Mark, you had to say a vague "somewhere" because there's no such quotation. Rand never said it, because she didn't believe it.

The closest she ever came to giving a pass to non-Objectivist defenders of individual rights was a long-ago statement to the effect that their deeper, philosophical contradictions were their own problem, not ours.

However, as time passed, I believe Rand changed her mind about this (I certainly have). The reason is that one's understanding and interpretation of "rights" colors his application of that principle to particular issues.

If one believes, for example, that "rights" are natural and inherent (the "intrinsic" view of rights, held by the Founders), one will tend, over time, to be drawn toward the anarchist and "non-interventionist" conclusions prevalent in many libertarian circles. Likewise, a religious view of "inherent natural rights" will lead to the anti-abortion views of conservatives. Etc. Ron Paul's understanding of "rights" is clearly of this traditional, "intrinsicist" variety, as witness his positions on a host of such issues.

But this "intrinsic" or traditional view of rights was not Rand's.

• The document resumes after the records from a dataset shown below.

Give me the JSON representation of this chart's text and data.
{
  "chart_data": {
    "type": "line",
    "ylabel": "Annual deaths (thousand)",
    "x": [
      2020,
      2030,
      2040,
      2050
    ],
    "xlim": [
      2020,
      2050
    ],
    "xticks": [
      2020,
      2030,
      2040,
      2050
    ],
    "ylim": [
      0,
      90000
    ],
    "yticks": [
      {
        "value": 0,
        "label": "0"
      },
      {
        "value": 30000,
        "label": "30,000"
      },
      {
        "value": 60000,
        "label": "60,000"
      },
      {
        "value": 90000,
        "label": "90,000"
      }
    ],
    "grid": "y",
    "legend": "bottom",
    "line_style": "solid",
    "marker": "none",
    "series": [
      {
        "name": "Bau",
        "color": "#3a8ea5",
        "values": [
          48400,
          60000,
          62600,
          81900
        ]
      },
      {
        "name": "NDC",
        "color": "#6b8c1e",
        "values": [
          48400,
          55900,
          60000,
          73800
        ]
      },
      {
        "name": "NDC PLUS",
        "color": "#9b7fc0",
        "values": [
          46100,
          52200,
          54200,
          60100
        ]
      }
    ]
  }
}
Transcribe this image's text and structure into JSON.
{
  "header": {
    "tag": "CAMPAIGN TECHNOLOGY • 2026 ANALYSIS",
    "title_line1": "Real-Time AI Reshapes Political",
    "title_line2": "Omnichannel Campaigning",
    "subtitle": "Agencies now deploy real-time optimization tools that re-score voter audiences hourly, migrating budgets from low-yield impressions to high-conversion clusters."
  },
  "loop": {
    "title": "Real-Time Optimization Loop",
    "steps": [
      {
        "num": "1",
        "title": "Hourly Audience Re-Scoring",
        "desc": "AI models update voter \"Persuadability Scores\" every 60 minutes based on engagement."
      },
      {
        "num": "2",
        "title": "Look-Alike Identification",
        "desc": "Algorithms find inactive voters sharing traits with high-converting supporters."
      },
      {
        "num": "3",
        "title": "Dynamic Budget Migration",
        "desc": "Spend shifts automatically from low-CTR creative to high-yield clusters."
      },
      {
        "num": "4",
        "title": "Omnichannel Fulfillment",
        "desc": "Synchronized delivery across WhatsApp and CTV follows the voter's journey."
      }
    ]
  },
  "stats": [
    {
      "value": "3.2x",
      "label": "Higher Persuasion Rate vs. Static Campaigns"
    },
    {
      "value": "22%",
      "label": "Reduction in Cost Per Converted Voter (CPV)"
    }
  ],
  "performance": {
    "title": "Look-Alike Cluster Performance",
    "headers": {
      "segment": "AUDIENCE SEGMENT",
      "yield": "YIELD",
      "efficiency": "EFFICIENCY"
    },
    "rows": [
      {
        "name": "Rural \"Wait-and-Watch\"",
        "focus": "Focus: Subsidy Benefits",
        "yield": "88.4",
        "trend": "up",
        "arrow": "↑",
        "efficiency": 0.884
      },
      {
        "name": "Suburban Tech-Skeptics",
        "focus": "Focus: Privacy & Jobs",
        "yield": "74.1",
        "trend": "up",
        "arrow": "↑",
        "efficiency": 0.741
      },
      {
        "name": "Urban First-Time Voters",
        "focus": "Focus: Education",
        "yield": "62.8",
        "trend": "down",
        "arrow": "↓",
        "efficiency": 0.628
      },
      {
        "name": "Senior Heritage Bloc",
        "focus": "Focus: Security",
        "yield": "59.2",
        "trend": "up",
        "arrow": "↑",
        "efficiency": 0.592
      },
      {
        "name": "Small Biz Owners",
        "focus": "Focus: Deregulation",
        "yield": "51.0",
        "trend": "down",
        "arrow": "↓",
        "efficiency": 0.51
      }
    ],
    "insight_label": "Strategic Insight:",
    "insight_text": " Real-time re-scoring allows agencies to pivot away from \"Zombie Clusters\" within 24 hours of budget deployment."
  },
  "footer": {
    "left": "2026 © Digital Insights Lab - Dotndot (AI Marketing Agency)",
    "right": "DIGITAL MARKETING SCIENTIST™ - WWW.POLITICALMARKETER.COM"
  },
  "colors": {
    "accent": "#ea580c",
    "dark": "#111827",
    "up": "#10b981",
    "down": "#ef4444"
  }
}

I can't emphasize this enough. Those who interpret her that way completely misread her view of rights as moral principles, defined by men in order to establish moral boundaries in social relationships. Those moral principles must be respected consistently if one wants a civilized, peaceful society; but this Randian view of rights is a far cry from the "intrinsic" view that rights aren't chosen principles, but rather some kind of metaphysical essences that are innate parts of human nature.

Those two differing views -- intrinsic essence vs. moral principle -- will lead to completely incompatible political conclusions on a host of issues.